Tips for Buying and Owning Multiple Real Estate Investment Properties
These days, it’s easier than ever to own investment properties, and many people are taking advantage of this relatively easy way to earn additional income. Sure, being a landlord can have its downsides, but there are plenty of advantages as well.
Are you thinking about expanding your empire after the success you’ve had with your first income property? Are you just dipping your toe into the water but know that you’d like to have multiple properties?
Our tips can help you get started on the right track.
Determine Your Level of Involvement
Some people make a career out of renting properties. They might own hundreds of properties, have several full-time paid employees, and work on the business 40 hours a week – or more. Others are more low-key. They may simply renovate a basement apartment in the home they live in and rent that out.
Where do you fall on this spectrum? Do you want to be very involved in the process of being a landlord or do you just want to earn a bit of money on the side? If you want to hold onto your current job while still having multiple properties, you might want to get a management company involved. You will have to pay out some of the profits, but you won’t have as many headaches.
Financing Multiple Homes
Perhaps the biggest challenge when you’re trying to buy multiple investment properties is financing all of those purchases. While you can usually get your first mortgage with only a 5 percent down payment, banks typically require you to have at least 20 percent as a down payment on any additional homes you purchase. Furthermore, you may start to have problems getting approved once you start looking to buy your seventh or eighth home.
How can you make all of this work? First of all, it’s important to avoid over-extending yourself. Falling behind on mortgage payments will make it all but impossible to get financing again. It’s also a good idea to use your capital to buy homes outright if you can. Instead of putting a 20 percent down payment on a $500,000 home, consider purchasing a townhome that only costs $300,000. You’re paying more upfront but when you have the capital, a property like this will make you thousands in pure profit from the day your tenants move in, accumulated year after year, while it appreciates in value at the same time.
The exception to this would be if that $500,000 home is a multi-unit property that will earn you a significant amount of money. Then it could be worth you mortgaging the home knowing you’ll be making a higher profit margin to put towards the principal and fund new properties.

Choose Homes that People Want to Rent
The key to earning money with your rental properties is making sure that you always have someone renting them. To do this, you need to carefully select the homes you purchase. A home that will sit on the rental market is not a good deal, no matter how great the price is.
Focus on things like the location of the home. Is it in a good neighbourhood? Is it relatively close to the city? Are there grocery stores and other amenities nearby? If so, you could have a winner. Think also about the types of people you’ll rent to. If you’re looking at young professionals who might have roommates, then you may want to look at properties that have multiple bedroom suites.

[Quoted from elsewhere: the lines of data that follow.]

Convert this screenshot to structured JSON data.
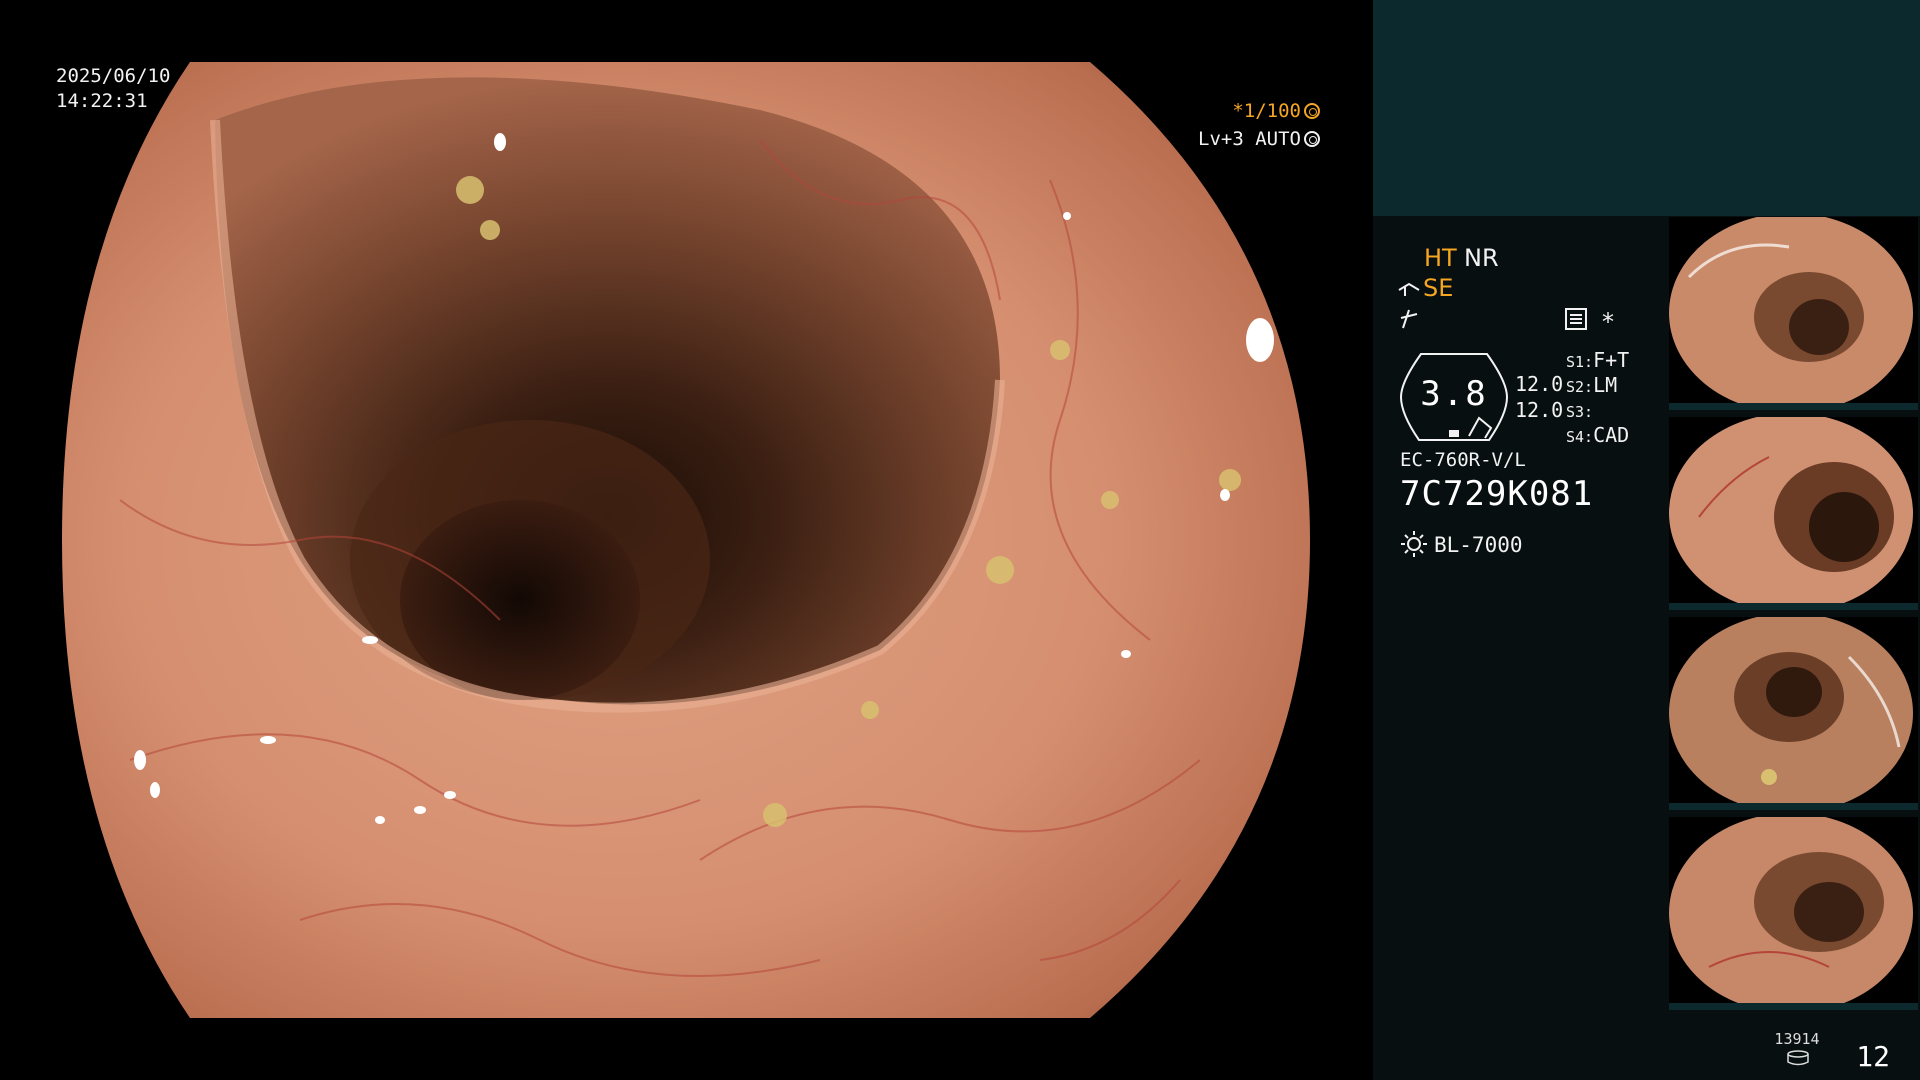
{
  "overlay": {
    "date": "2025/06/10",
    "time": "14:22:31",
    "shutter": "*1/100",
    "level": "Lv+3 AUTO"
  },
  "panel": {
    "ht": "HT",
    "nr": "NR",
    "se": "SE",
    "zoom": "3.8",
    "value_top": "12.0",
    "value_bottom": "12.0",
    "s1_key": "S1:",
    "s1_val": "F+T",
    "s2_key": "S2:",
    "s2_val": "LM",
    "s3_key": "S3:",
    "s3_val": "",
    "s4_key": "S4:",
    "s4_val": "CAD",
    "asterisk": "*",
    "model": "EC-760R-V/L",
    "serial": "7C729K081",
    "light_source": "BL-7000",
    "capture_count": "13914",
    "page": "12"
  },
  "colors": {
    "accent": "#f5a623",
    "panel_top": "#0c2a2d",
    "panel_bg": "#070f10"
  },
  "icons": [
    "scope-icon",
    "freeze-icon",
    "menu-icon",
    "sun-icon",
    "storage-icon",
    "iris-icon"
  ]
}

If you’re looking to rent to families, you should look for homes with big backyards and a playground nearby.

Consider Buying New
Older homes may cost less, but they often have problems associated with them. As a landlord, you’ll be responsible for fixing those problems. Do you want that hassle? Do you have the money in the bank to fix those problems?
You don’t have these issues with brand new homes. Everything is new, so there won’t be large repair costs. Furthermore, a brand new home is going to have a stylish look that’s hard to come by in most rental properties. You’ll be able to get top dollar for your properties if they look great.

Keep Saving
When you own multiple properties and you’re interested in buying more, it’s smart to keep paying attention to your finances. Obviously, you should be charging rental rates that are higher than your monthly mortgage payment. Don’t go crazy spending that profit though. You need to keep saving it. You’ll want that money on hand to cover any repairs or to pay the mortgage those times that you don’t have a tenant and still need to pay the mortgage. Once that savings account gets big enough, you can then use the money as a down payment for your next income property.
Being a landlord comes with a lot of responsibilities, but when you start to build up a nice profile of properties, it can give you more financial freedom. Just be smart about your investments, and you’ll be on your way to success.